Shared decision making based on both evidence and patient preference is popular in the medical literature of late.  I don’t understand why anyone would object.


Alex was eight, and on my after-hours on-call schedule for ‘fever and cough, ? pneumonia’ at the request of his mother. Before I entered the room, a review of the chart told me he was generally healthy youngster other than seasonal allergies controlled with intermittent over-the-counter antihistamines like loratadine, and that he had mild intermittent asthma for which he used an albuterol metered dose inhaler before exercise in the winter months. He and his family had become patients three years earlier after they moved here from Minnesota.

Alex said he was there because the more he coughed, the worse he felt. Mom explained that he had started with what she had initially thought was allergies or a simple cold 9 days earlier, with some sneezing and stuffy nose and scratchy sore throat, but no fever or cough. She had restarted his loratadine but had initially held off on the albuterol because his peak flows were fine. Things had smoldered along until four days ago when he had started a dry or tight cough and complained that his chest burned when he breathed. Despite still normal peak flows and no noted wheezing, she had started his albuterol inhaler, without any noted improvement. Yesterday he had had mild temperature elevations of 100.8 and had seemed ‘off’ to her. She had not checked his temperature at home today. 

His pulse and respiratory rate and oxygen saturation were perfectly normal, his peak flow was at his normal baseline, and he had no fever in the office (though he had had a dose of acetaminophen 2 hours earlier). I wondered if he was slightly pale, but had never seen him before and nothing to compare to. His ears were clear, he had some clear nasal and post nasal drainage, his oral exam was normal, and he had good breath sounds throughout his chest, without wheezing, crackles, rhonchi or dullness. He spoke in normal full sentences. He had a few ordinary lymph nodes in his neck. There was no rash. In short, he looked like a child who felt less well than usual from either a viral or allergic respiratory process. There was certainly no evidence on exam of a bacterial infection.

I explained my findings and my assessment: a child with a benign and probably self-limited process, who looked pretty good. At that point I did what seems obvious to me - but based on what I read and hear about the craze for shared decision making - is not all that common. I asked: “Tell me what your concerns are.”
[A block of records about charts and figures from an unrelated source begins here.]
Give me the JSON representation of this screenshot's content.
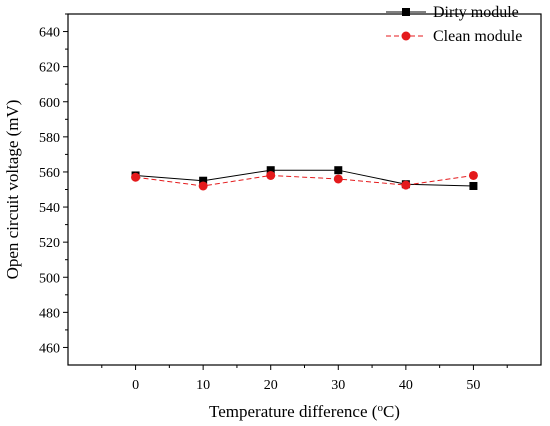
{
  "chart_data": {
    "type": "line",
    "x": [
      0,
      10,
      20,
      30,
      40,
      50
    ],
    "series": [
      {
        "name": "Dirty module",
        "values": [
          558,
          555,
          561,
          561,
          553,
          552
        ],
        "color": "#000000",
        "marker": "square",
        "line": "solid"
      },
      {
        "name": "Clean module",
        "values": [
          557,
          552,
          558,
          556,
          552.5,
          558
        ],
        "color": "#e41a1c",
        "marker": "circle",
        "line": "dashed"
      }
    ],
    "xlabel_text": "Temperature difference (",
    "xlabel_sup": "o",
    "xlabel_unit": "C)",
    "ylabel": "Open circuit voltage (mV)",
    "xlim": [
      -10,
      60
    ],
    "ylim": [
      450,
      650
    ],
    "xticks": [
      0,
      10,
      20,
      30,
      40,
      50
    ],
    "yticks": [
      460,
      480,
      500,
      520,
      540,
      560,
      580,
      600,
      620,
      640
    ],
    "grid": false,
    "legend_position": "top-right"
  }
}
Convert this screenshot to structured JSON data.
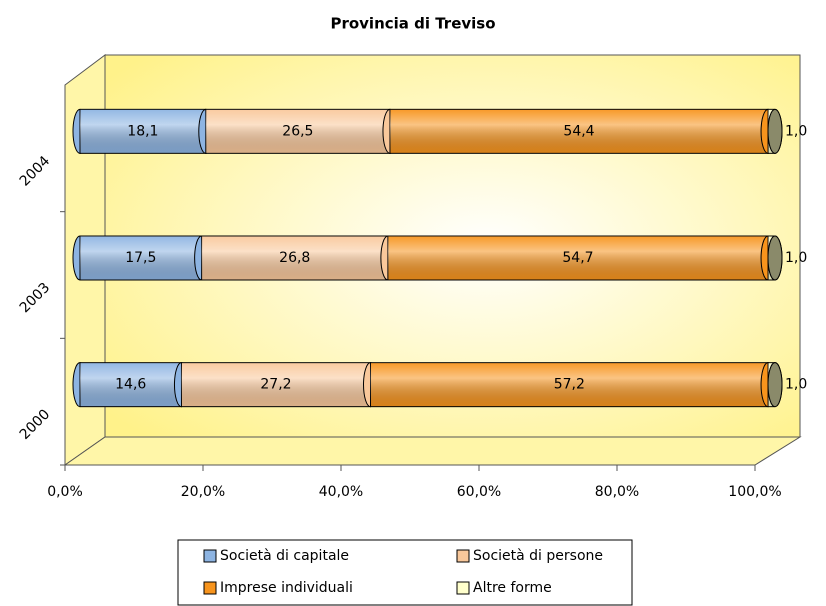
{
  "chart_data": {
    "type": "bar",
    "orientation": "horizontal",
    "stacked": true,
    "title": "Provincia di Treviso",
    "categories": [
      "2000",
      "2003",
      "2004"
    ],
    "series": [
      {
        "name": "Società di capitale",
        "color": "#8db4e2",
        "values": [
          14.6,
          17.5,
          18.1
        ],
        "value_labels": [
          "14,6",
          "17,5",
          "18,1"
        ]
      },
      {
        "name": "Società di persone",
        "color": "#f9c89b",
        "values": [
          27.2,
          26.8,
          26.5
        ],
        "value_labels": [
          "27,2",
          "26,8",
          "26,5"
        ]
      },
      {
        "name": "Imprese individuali",
        "color": "#f7941d",
        "values": [
          57.2,
          54.7,
          54.4
        ],
        "value_labels": [
          "57,2",
          "54,7",
          "54,4"
        ]
      },
      {
        "name": "Altre forme",
        "color": "#ffffcc",
        "values": [
          1.0,
          1.0,
          1.0
        ],
        "value_labels": [
          "1,0",
          "1,0",
          "1,0"
        ]
      }
    ],
    "xlim": [
      0,
      100
    ],
    "xticks": [
      {
        "value": 0,
        "label": "0,0%"
      },
      {
        "value": 20,
        "label": "20,0%"
      },
      {
        "value": 40,
        "label": "40,0%"
      },
      {
        "value": 60,
        "label": "60,0%"
      },
      {
        "value": 80,
        "label": "80,0%"
      },
      {
        "value": 100,
        "label": "100,0%"
      }
    ],
    "grid": false,
    "legend": "bottom"
  }
}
She told me that he had had two episodes when he was younger of viral illnesses that suddenly became worse, both resulting in emergency room visits, prednisone, and antibiotics. They had both started with a mild respiratory process like this, and both times the first sign of a problem was increasing cough and fever late in the illness. They were planning a trip in a week and she was concerned that he might suddenly get worse while they were traveling. “I agree, he looks fine today, but I remember how awful he looked and how fast it happened. Is there anything I can do to prevent that?”

(The information about the prior episodes was in a medical record elsewhere, not in the chart in our office, an example of the idiocy of tying the patient record to the provider rather than to the patient. But that is a discussion for another day.)

After confessing that I could neither accurately predict the chance of a sudden worsening, nor reliably prevent it, I offered the following options:

  • We could watch and continue her excellent symptomatic management, knowing that statistics were on our side: generally, one out of twenty children in this setting develop a bacterial pneumonia. Of course, if he got worse, they were destined for a disruptive and potentially expensive emergency room visit out of state.
  • We could provide a prescription that she would hold onto and talk about how to decide what the criteria for filling it would be, so that if he did get worse, she would be equipped to respond quickly and with less disruption.
  • We could start him on treatment now, knowing that it might not be necessary, that there was a risk of complications from antibiotics, and that it might not prevent a worsening that required a trip to an Emergency Room.
  • We could get a blood test and chest x-ray, that would be very unlikely to help us make a decision.

She was worried that a prescription from Maine wouldn’t be valid in Oregon, so I reassured her about that.  She said the idea of having the prescription but not filling it yet seemed to make the most sense. If he didn’t need the antibiotics, he wouldn’t be getting them, but it would be easy to start treatment if he got worse. We talked about how to decide (more fever, less appetite or energy, falling peak flows, more respiratory complaints) and about calling to discuss it with us if it wasn’t clear.

I got a post card from her two weeks later, from Oregon. “Alex is fine. He never needed the antibiotics, so I’m glad we didn’t treat HIM. I can’t tell you how reassuring it was to know that I could treat him if I needed. Thank you for how you treated ME.”

Every time I read an article or hear a talk about shared decision making, I think to myself: “Isn’t it obvious?”